A triagem foi feita em março, mas o Ministério da Educação (MEC) só tornou o balanço público esta semana. O governo alega ter esperado o fim de todas as aplicações do Enem – candidatos em presídios fizeram o teste nos dias 10 e 11. Os itens condenados estão, principalmente, em duas áreas: Ciências Humanas (29) e Linguagens (28). Também foram “desaconselhadas”, nas palavras do MEC, cinco perguntas de Ciências da Natureza e quatro de Matemática.

O conteúdo das questões barradas não foi divulgado. Nesta edição, pela primeira vez desde 2009, a prova deixou de fora o tema da ditadura militar e também não tratou de direitos LGBT, tema polêmico para apoiadores de Bolsonaro. O Instituto Nacional de Pesquisas Educacionais (Inep), órgão do ministério responsável pela prova, também não esclareceu se foi acatada a recomendação de excluir todos os 66 itens listados das opções disponíveis para o exame. A previsão inicial era de que caberia ao Inep a decisão final de usar ou não a questão listada pela triagem na prova.

A nota técnica que previa esse filtro no Enem indicava o objetivo de rastrear “teor ofensivo a segmentos e grupos sociais, símbolos, tradições e costumes nacionais”, mas não detalhou quais seriam. Também apontava que a análise deveria mirar “temáticas que não se coadunam com os objetivos do exame”. O Ministério Público Federal chegou a questionar a competência dessa comissão.

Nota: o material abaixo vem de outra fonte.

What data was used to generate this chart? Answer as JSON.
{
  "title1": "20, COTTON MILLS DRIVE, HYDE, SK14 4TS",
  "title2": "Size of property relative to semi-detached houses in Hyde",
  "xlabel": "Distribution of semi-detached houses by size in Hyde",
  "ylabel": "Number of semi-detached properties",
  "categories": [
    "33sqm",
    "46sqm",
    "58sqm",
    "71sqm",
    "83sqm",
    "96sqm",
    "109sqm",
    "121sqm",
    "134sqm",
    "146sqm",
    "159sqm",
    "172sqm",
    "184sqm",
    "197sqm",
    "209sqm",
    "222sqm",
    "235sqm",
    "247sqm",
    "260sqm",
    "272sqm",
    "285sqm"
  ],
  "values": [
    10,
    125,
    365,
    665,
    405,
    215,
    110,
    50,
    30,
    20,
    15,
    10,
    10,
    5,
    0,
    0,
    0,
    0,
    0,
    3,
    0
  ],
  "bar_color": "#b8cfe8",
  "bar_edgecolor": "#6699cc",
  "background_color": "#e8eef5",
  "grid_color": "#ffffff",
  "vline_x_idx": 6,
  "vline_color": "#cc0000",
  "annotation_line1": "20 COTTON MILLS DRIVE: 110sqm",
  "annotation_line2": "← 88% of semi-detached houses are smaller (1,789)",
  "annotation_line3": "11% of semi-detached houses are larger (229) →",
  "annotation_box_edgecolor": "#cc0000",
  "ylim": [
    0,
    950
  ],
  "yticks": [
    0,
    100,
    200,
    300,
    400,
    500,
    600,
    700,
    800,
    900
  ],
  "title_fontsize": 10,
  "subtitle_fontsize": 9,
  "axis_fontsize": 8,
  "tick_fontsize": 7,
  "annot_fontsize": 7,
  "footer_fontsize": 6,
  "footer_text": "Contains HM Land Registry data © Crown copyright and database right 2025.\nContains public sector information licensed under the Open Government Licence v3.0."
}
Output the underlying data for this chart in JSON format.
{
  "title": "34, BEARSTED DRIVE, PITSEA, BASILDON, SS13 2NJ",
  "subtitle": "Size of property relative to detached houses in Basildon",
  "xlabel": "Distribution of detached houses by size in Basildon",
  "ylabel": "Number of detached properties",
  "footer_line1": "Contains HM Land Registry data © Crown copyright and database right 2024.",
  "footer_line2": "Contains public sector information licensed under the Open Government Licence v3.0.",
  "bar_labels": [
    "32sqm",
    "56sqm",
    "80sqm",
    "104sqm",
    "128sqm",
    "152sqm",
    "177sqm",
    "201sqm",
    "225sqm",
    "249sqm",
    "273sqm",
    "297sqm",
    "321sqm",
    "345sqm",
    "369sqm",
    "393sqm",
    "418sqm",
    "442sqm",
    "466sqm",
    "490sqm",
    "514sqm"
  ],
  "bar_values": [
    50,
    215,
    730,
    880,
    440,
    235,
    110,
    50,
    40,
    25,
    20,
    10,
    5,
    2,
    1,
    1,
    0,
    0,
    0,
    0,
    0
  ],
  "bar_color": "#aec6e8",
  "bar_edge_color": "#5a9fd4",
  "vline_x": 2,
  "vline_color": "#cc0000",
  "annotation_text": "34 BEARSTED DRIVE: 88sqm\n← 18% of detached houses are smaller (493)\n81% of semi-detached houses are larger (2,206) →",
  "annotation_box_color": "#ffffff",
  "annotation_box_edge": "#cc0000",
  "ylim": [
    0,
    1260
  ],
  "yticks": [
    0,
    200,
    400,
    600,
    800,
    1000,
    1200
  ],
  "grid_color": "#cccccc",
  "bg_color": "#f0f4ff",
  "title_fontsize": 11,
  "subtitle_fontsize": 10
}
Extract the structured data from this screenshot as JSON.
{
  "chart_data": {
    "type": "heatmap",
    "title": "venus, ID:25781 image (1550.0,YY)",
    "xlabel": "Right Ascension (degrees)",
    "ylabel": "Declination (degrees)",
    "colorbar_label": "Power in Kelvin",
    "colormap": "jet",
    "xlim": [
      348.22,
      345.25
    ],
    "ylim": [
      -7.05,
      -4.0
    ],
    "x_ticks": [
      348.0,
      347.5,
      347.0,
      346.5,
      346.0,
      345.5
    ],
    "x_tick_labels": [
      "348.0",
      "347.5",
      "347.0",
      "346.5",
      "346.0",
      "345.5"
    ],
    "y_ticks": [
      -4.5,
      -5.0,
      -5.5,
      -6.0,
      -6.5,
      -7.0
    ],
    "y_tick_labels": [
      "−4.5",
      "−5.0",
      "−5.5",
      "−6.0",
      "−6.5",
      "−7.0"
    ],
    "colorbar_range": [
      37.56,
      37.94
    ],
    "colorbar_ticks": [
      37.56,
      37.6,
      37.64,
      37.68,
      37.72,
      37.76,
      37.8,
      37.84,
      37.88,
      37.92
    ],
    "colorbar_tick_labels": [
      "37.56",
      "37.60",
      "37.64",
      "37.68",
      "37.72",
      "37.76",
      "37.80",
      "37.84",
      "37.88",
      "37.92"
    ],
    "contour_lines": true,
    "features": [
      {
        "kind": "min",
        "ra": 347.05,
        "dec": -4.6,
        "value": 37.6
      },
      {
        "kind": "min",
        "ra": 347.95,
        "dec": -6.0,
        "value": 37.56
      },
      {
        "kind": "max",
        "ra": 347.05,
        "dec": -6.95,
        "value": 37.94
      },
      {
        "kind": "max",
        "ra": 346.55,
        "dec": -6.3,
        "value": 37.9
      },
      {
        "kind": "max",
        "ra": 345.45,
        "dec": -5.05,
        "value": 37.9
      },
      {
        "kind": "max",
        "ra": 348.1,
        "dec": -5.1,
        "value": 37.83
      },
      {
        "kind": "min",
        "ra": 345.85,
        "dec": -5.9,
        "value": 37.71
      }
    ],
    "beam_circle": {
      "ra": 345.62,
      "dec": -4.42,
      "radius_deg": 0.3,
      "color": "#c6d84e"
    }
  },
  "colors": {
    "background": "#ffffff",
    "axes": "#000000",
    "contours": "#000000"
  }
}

O estoque do Enem tem milhares de questões, que passam por rigoroso processo de pré-teste e revisão, mas o número exato é mantido sob sigilo por segurança. O total de itens barrados, portanto, representa apenas uma parte bem pequena do total.

A comissão responsável pelo pente-fino era formada por um assessor do ministério, antigo aluno do ex-ministro Ricardo Vélez Rodríguez, um diretor do Inep e um procurador de Justiça do Ministério Público de Santa Catarina, como representante da sociedade civil. Os critérios para a escolha dos nomes nunca foram esclarecidos.

Após a realização do Enem, nos dias 3 e 10 de novembro, Bolsonaro elogiou a edição deste ano. Segundo ele, é importante que a prova tenha questões que “reconheçam a família” e o “valor do Estado brasileiro”, mas sem ideologia política ou de gênero. No início do ano o presidente chegou a sinalizar que gostaria de ter conhecimento prévio do conteúdo da prova, mas depois o ministério descartou que tenha havido consulta prévia às provas.

A elaboração e organização do Enem envolvem forte esquema de segurança e um número bastante reduzido de funcionários têm acesso ao exame. Principal vestibular para acesso a universidades públicas e privadas do País, a prova foi feita por mais de 3,7 milhões de candidatos neste ano. Em 2020, o MEC pretende iniciar um projeto-piloto para aplicar uma versão digital do teste, para 50 mil estudantes. A ideia é ter a prova 100% on line até 2026.